One of my cats can be messy when she eats and sometimes drops bits of food from her mouth to the floor. Thankfully she hasn't attracted ants yet (though it's winter here now, I wonder what will happen in warmer weather). A few times, I have caught her wiping off her mouth on the other cat like he's her napkin!


----------



## snowy (Aug 23, 2012)

CatMonkeys said:


> A few times, I have caught her wiping off her mouth on the other cat like he's her napkin!


Wow! that's sweet.


----------



## cinderflower (Apr 22, 2012)

CatMonkeys said:


> A few times, I have caught her wiping off her mouth on the other cat like he's her napkin!


LOL. 

you say you would find cockroaches along with dead lizards when you see ants? i get that cockroaches will come after cat food but why dead lizards?

my cats aren't super messy but i put a wee-wee pad under their dishes (cotton one side and plastic on the bottom) and just throw it away every 3-4 days to keep it off the carpet. i guess it would be more eco-friendly for me to buy a litter catcher and just shake it over the toilet. (believe or not, i just thought of that this very instant lol.) actually the cotton soaks up when they spill water because they do that a lot so i don't know.


----------



## snowy (Aug 23, 2012)

cinderflower said:


> you say you would find cockroaches along with dead lizards when you see ants? i get that cockroaches will come after cat food but why dead lizards?


Cockroaches or lizards (_mostly baby lizards_) invaded ET's room, got killed by ET, their carcasses attracted the ants that feeds off these carcasses. If I picked up the carcasses and the tail is somewhere else which I missed, it will also attract ants. I just need to follow the ants' trail to find something like that. If it is food, it will be harder to locate, cos the ants can easily move the bits of food away pretty fast, but the smell of the food stain on the floor would still probably attract these ants. I also noticed, if ET swings his head, the food will swing off elsewhere, not where he usually eats and cleans himself up. So I need to stay watch, to see where the food landed, then clean up immediately. Its really funny seeing food falling off each time, he's got holes in his mouth, lol. ET isn't messy when he eats, its just that food just drop off from his mouth.


----------



## artiesmom (Jul 4, 2012)

I think cats are all kind of messy eaters. 
I put a plastic place mat under his food dish to catch the 'drips', 'sprays'.
I just pick it up, dump the crumbs in the waste basket and either wash it in the sink or wipe it down with a clorox wipe, every day.
I also wipe down the food area, and sweep...


----------



## rightsaidfed (May 31, 2012)

Mine likes to drag placemats around. More often that not, this ends up in tipped bowls. When it doesn't though, I sort of imagine him as a magician in a tiny top hat pulled the tablecloth out from under the place setting. 

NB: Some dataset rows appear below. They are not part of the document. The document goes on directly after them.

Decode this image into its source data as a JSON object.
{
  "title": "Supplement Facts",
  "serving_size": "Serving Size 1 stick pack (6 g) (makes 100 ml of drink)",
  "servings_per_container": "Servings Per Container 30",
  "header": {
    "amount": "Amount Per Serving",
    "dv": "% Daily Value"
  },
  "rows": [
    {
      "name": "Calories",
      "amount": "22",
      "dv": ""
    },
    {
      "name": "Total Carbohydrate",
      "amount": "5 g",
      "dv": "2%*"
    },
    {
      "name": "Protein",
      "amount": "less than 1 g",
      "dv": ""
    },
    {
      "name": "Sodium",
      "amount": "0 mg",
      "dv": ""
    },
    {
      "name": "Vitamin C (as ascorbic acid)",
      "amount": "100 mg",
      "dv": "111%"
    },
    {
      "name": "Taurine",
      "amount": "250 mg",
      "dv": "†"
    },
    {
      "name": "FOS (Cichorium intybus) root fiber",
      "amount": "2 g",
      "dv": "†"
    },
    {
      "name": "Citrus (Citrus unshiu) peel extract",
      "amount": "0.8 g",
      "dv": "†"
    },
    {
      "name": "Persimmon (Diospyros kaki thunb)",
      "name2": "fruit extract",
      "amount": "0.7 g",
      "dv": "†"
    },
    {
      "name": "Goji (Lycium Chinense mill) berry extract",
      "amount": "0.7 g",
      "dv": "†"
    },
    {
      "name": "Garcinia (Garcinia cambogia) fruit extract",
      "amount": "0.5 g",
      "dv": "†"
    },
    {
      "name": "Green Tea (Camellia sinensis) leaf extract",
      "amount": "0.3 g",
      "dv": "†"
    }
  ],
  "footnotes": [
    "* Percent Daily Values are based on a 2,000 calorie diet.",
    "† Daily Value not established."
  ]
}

Anyway, I've quit with placing down a barrier and just clean the area when he's done eating. 


Sent from Petguide.com Free App


----------



## OctoberinMaine (Sep 12, 2006)

That's a good point Snowy, I've never thought of that. The wall behind Murphy's food is always splattered with hard chunks of dried canned food, which must be from his moving his head around and flying out of his mouth. How appetizing!

The ants are really a problem in my house, although it doesn't start until April or so.


----------



## dt8thd (Jan 7, 2013)

Lol, you'd be a messy eater too if you had to pick food up with your teeth and then toss it back into your throat and chew before it fell back out again.

My eldest cat always makes a mess when he eats, and we have had issues with ants, spiders, and those horrible walking eyelash millipedes because of it--the ants are the only recurring problem. We sweep the floor in the furnace room (where the cats eat) pretty much daily because we're worried about the cats getting bitten by spiders or millipedes, especially mister messy, as he's the cat with all of the allergies.


----------